As an undergraduate I read almost everything written by J. I. Packer, John Stott, Martyn Lloyd-Jones and Francis Schaeffer. For all their discernible faults, these four men rank among the foremost spiritual giants of the twentieth century and the great moulders of classical evangelical theology, ministry and evangelism in the last sixty years.
If you know anything of their lives and ministries they also appear to be conspicuously out of step with the glitzy celebratory culture that pervades twenty first century evangelicalism.
Colin Duriez has done a remarkable job of recording the life of Schaeffer. His biography Francis Schaeffer: An Authentic Life has the virtues of being interesting, honest and accessible.
Francis Schaeffer was a fascinating human being; born in 1912, he was an only child and grew up in a working class home in Pennsylvania. The story of how he was brought to faith, his call to pastoral ministry, his early encounters with and love of music, art and philosophy, make for fascinating reading. I will in due course write more about the man, how he was moulded by God (including the secondary causes and relationships that shaped him), and his thought and influence.
Francis Schaeffer has a lot to teach us about true authenticity in ministry today.
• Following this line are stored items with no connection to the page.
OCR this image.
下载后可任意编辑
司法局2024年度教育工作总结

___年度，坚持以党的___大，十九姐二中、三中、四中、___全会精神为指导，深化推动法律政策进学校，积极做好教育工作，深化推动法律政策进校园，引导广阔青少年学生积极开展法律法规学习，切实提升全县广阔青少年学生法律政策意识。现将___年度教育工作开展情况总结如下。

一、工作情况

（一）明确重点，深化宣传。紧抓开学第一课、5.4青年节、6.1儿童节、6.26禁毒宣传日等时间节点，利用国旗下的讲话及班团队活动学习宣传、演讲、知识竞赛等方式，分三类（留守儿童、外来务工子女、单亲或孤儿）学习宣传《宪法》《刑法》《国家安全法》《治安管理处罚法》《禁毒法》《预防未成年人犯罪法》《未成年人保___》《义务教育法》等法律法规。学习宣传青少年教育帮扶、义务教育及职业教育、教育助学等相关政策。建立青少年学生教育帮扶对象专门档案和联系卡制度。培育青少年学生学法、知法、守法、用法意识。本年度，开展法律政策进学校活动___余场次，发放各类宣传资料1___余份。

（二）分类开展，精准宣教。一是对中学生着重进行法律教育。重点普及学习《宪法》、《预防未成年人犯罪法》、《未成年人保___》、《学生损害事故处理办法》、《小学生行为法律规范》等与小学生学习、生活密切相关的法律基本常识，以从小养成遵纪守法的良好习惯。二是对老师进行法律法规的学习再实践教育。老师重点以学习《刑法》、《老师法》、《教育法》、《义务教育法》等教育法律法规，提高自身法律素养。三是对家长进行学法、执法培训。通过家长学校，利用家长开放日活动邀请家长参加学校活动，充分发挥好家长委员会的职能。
We have temptations that he can help us with, sub-cultural maladies that he can help us identify and avoid. There is an ugly superficiality in evangelical ministry, a grubby clamouring for recognition, a lip service paid to our usefulness to God outside of the spotlight.
Here are some of the themes that I want to explore in future posts:
Schaeffer was a man with an unseen ministry for most of his life, his public significance came very late on. What can we learn from this faithfulness in obscurity, and in working with small groups of people, in an age where usefulness and importance is confused with the size of the church you lead and the conferences you speak at? How did we ever get into the mess of thinking that the best men to follow are easy to spot because they occupy the biggest platforms?
Schaeffer was a man of remarkable integrity. In the early 1950s he faced up to the painful lack of reality in his own experience and that of the separatist circle that he was part of. He faced it with courage and honesty and was not afraid to re-think everything he had believed and stood for. In the preface to his book True Spirituality he wrote:
I told Edith that for the sake of honesty I had to go all the way back to my agnosticism and think through the whole matter. I'm sure that this was a difficult time for her, and I'm sure that she prayed much for me in those days.It was a crisis of authenticity, and a far cry from the kind of authenticity applauded today that merely apes secular mores.
Schaeffer was a man of marked compassion toward people. He was a man who cared for the despair of the Western world, and a man who cared enough to do the hard work in order to understand the thinking and feeling of unbelievers.
But beyond that, anyone who has watched his series How should we then live? can see in his eyes and hear in his voice a great sensitivity for those who live without God and without hope in this world.
His love for people, for individuals, his ability to speak to large audiences just as if he was speaking to one person sat on a chair opposite him, is something that can teach us a great deal.
There is a warmth and a humanity, a sadness and a depth of feeling, a winsomeness and love in his communication of the truth of God that is, in many ways, the missing note in so much apologetic ministry today. The tears of Schaeffer in telling the truth of the gospel are worth more than smugness and hardness that sadly can accompany our own efforts.
Pick up and read the books of Francis Schaeffer and the Colin Duriez's biography of the man.